Tara: Can we also talk about Iris’s dad, Kevin, and how freaking cute he is? He’s home full time with a permanent back injury, so he gets stacks of books from the library all the time. I loved seeing Iris’s surprise when she picks one of them up and it’s an f/f YA retelling of Cinderella. Go Kevin!
I also appreciated that the book delivers gentle moments of humour every so often. My favourite example is near the end, when Iris’s boss sees her and Jude on Jude’s motorcycle:
“Welp, everyone else is going to know that I rode your motorcycle,” Iris said.
“Is that what the kids are calling it these days?” I said and she burst out laughing.
Shana: Iris and Jude’s playfulness was adorable. I would have liked more silliness, and fewer simplistic descriptions of their emotions. Them loving each other “more than all the drops in this entire ocean” was a low point. How was the cheese level for you? Are you going to redecorate your home with wall-to-wall inspirational quotes, like Iris did for Jude
Tara: I will not. The inspirational wall quotes thing didn’t do it for me. I don’t want to be a judgy ass about it, but that’s not my jam AT ALL. So, I may have ended up snark slacking you about it because I just couldn’t with some of the quotes.

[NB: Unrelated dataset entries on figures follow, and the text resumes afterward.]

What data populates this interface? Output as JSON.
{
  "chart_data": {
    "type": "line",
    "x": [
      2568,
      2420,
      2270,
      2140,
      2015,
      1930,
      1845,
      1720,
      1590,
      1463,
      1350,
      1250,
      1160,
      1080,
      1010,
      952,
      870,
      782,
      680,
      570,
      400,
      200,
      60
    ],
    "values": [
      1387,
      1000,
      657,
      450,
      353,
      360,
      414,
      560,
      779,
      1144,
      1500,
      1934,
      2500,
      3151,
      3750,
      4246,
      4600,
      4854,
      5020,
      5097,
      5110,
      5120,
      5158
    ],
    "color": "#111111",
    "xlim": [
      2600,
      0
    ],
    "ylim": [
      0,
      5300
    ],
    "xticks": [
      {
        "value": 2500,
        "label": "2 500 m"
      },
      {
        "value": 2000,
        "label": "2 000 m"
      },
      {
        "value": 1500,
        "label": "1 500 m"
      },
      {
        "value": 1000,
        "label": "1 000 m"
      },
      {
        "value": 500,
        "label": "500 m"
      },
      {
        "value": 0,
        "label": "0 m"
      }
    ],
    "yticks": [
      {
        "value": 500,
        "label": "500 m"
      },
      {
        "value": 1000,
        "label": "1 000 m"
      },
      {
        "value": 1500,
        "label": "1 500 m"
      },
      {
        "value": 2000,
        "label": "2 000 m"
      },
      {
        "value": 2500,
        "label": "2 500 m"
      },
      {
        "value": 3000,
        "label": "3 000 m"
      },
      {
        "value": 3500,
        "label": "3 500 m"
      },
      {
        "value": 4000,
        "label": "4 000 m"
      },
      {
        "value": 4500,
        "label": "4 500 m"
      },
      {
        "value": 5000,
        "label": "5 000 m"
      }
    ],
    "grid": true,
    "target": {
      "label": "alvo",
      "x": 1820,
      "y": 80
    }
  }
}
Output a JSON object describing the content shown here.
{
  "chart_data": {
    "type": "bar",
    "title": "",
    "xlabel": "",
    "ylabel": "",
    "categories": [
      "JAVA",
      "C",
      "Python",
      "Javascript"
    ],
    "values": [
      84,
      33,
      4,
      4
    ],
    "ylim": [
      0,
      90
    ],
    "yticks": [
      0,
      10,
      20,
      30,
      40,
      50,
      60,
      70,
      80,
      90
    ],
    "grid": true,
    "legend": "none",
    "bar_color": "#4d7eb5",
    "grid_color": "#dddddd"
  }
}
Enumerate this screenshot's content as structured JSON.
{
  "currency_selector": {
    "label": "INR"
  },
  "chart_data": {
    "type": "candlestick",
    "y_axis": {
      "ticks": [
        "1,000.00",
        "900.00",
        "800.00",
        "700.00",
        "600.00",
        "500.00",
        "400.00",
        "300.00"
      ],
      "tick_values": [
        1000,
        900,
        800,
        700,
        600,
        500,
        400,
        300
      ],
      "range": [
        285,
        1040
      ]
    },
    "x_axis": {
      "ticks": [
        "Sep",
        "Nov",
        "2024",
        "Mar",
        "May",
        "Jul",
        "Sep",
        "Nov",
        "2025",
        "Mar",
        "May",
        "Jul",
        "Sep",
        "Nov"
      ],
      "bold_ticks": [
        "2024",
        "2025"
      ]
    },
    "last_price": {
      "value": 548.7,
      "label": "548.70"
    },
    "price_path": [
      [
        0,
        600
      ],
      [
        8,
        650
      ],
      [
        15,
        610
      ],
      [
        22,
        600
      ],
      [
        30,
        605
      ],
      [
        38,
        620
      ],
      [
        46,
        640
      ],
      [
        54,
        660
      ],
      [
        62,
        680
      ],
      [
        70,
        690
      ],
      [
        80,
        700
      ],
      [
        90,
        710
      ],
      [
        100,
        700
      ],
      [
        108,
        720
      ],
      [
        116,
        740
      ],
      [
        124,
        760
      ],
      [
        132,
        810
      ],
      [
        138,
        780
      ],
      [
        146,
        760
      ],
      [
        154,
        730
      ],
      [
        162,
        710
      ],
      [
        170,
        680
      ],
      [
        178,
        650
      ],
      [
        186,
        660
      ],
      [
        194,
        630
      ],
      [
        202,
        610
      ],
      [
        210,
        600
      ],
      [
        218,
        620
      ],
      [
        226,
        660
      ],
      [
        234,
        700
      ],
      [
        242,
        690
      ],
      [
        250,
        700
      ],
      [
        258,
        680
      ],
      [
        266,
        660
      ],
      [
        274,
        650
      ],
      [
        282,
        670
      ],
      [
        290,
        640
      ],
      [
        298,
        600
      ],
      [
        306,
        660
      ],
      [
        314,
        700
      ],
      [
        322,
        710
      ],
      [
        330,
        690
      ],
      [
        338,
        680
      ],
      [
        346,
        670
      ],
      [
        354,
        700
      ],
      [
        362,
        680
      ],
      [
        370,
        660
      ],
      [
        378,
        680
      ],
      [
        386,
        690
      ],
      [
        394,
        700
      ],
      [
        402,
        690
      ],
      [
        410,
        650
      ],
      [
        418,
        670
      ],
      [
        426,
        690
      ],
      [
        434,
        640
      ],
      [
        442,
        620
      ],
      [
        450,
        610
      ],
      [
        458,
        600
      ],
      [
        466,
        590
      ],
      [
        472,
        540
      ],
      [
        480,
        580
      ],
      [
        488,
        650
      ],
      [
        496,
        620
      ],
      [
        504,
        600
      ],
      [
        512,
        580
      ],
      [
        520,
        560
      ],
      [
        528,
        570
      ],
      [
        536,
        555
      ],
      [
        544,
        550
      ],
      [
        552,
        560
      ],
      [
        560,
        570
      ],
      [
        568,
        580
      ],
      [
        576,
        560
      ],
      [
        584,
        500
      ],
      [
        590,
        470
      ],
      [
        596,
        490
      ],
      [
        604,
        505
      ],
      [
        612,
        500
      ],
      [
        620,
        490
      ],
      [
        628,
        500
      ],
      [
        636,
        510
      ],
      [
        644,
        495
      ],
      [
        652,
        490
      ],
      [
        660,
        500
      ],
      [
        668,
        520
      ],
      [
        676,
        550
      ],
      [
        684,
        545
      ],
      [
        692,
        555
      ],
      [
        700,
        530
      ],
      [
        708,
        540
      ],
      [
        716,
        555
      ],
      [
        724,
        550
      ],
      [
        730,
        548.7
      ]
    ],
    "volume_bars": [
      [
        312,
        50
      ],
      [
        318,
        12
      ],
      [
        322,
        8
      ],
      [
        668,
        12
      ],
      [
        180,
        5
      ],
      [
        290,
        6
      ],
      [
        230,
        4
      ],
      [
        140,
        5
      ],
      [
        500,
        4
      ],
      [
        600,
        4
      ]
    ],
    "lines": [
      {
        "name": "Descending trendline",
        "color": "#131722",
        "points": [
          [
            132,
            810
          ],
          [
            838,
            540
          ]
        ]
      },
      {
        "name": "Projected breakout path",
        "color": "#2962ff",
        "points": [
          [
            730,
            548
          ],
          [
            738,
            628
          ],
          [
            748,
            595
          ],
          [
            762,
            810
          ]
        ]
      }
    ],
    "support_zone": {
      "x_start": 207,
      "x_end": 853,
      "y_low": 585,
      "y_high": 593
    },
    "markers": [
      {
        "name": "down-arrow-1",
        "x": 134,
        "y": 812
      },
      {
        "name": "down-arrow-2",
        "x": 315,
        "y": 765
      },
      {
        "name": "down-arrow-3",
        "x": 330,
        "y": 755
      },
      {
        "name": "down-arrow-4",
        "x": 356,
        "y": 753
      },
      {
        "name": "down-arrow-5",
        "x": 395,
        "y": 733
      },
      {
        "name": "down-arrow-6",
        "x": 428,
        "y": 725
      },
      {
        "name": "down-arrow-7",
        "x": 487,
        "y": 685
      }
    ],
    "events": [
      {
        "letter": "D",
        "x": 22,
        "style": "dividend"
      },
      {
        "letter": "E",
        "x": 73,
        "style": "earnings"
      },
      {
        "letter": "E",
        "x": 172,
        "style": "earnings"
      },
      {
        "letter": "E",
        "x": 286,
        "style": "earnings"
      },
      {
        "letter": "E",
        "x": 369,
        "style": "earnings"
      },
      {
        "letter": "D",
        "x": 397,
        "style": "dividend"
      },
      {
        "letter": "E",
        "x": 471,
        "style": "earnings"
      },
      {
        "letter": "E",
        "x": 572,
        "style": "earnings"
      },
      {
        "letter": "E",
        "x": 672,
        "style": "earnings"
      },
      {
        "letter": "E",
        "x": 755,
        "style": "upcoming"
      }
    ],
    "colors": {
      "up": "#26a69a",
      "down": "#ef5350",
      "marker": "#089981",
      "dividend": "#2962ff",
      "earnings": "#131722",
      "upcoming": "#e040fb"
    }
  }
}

Shana: I would give this a B-. I loved the wholesome sweetness of the love story. I was rooting hard for Iris and Jude, but the low-conflict storyline left me wanting a little more angst and a lot more plot. This reminded me of a Hallmark Channel movie with girl sex.
Tara: Honestly, I have a hard time choosing a grade for this one. I liked parts of it, but didn’t love it as much as I thought I would. On the one hand, like I mentioned above, the pacing is slower than I liked and I didn’t understand why Jude was suddenly all in with Iris. On the other, I liked that there’s a dog named Dolly Parton, the idea of Jude being so muscular really worked for me, Iris is a sweetheart, and Iris’s dad is adorable. So for me, I think this hovers around a B- too. If you’re really into smalltown romances or opposites attract, you might dig this one. If you’re not, then this may not be the book for you.